La « clarification » que le chef de l’État appelle de ses vœux est en effet, à ce stade, tout sauf une réalité. La campagne électorale qui s’engage dans l’urgence et la fièvre réactive à l’échelle des états-majors partisans et des militants l’opposition binaire entre ceux qui sont républicains et ceux qui sont censés ne pas l’être. Au « Front populaire » ressuscité en 24 heures par les partis de gauche répond l’appel au « barrage républicain » des formations centristes et d’une partie de LR. En jouant la campagne sur le rejet des extrêmes, le camp présidentiel espère une nouvelle fois rafler la mise, comme en 2017 et en 2022. De son côté, la gauche dans son ensemble se précipite sur le vieux schéma de « l’antifascisme », autant par adhésion sincère à un marqueur idéologique fondamental que pour faire oublier les récentes dissensions purement électoralistes à l'occasion des élections européennes.
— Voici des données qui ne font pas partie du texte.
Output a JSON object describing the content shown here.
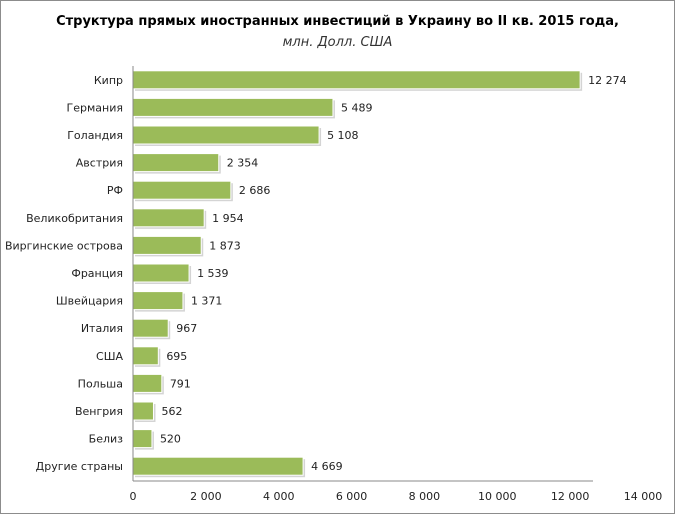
{
  "chart_data": {
    "type": "bar",
    "orientation": "horizontal",
    "title": "Структура прямых иностранных инвестиций в Украину во II кв. 2015 года,",
    "subtitle": "млн. Долл. США",
    "categories": [
      "Кипр",
      "Германия",
      "Голандия",
      "Австрия",
      "РФ",
      "Великобритания",
      "Виргинские острова",
      "Франция",
      "Швейцария",
      "Италия",
      "США",
      "Польша",
      "Венгрия",
      "Белиз",
      "Другие страны"
    ],
    "values": [
      12274,
      5489,
      5108,
      2354,
      2686,
      1954,
      1873,
      1539,
      1371,
      967,
      695,
      791,
      562,
      520,
      4669
    ],
    "value_labels": [
      "12 274",
      "5 489",
      "5 108",
      "2 354",
      "2 686",
      "1 954",
      "1 873",
      "1 539",
      "1 371",
      "967",
      "695",
      "791",
      "562",
      "520",
      "4 669"
    ],
    "xlim": [
      0,
      14000
    ],
    "xticks": [
      0,
      2000,
      4000,
      6000,
      8000,
      10000,
      12000,
      14000
    ],
    "xtick_labels": [
      "0",
      "2 000",
      "4 000",
      "6 000",
      "8 000",
      "10 000",
      "12 000",
      "14 000"
    ],
    "bar_color": "#9bbb59",
    "grid": false,
    "legend": "none"
  }
}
Le clivage le plus lourd de sens, celui qui oppose aujourd’hui, d’une part, les mondialistes attachés à l’UE et à la dérégulation économique et, d’autre part, les partisans du retour de l’État, attachés à la nation, ce clivage-là semble subverti par les vieux réflexes hérités. Toute la question est de savoir dans quelle mesure ces réflexes ont un écho dans la masse des électeurs : ceux du PS accepteront-ils d’élire dans leur circonscription un candidat LFI et réciproquement ? Ceux de LR – si ce parti existe encore le 30 juin – se rallieront-ils une nouvelle fois au « barrage républicain » ?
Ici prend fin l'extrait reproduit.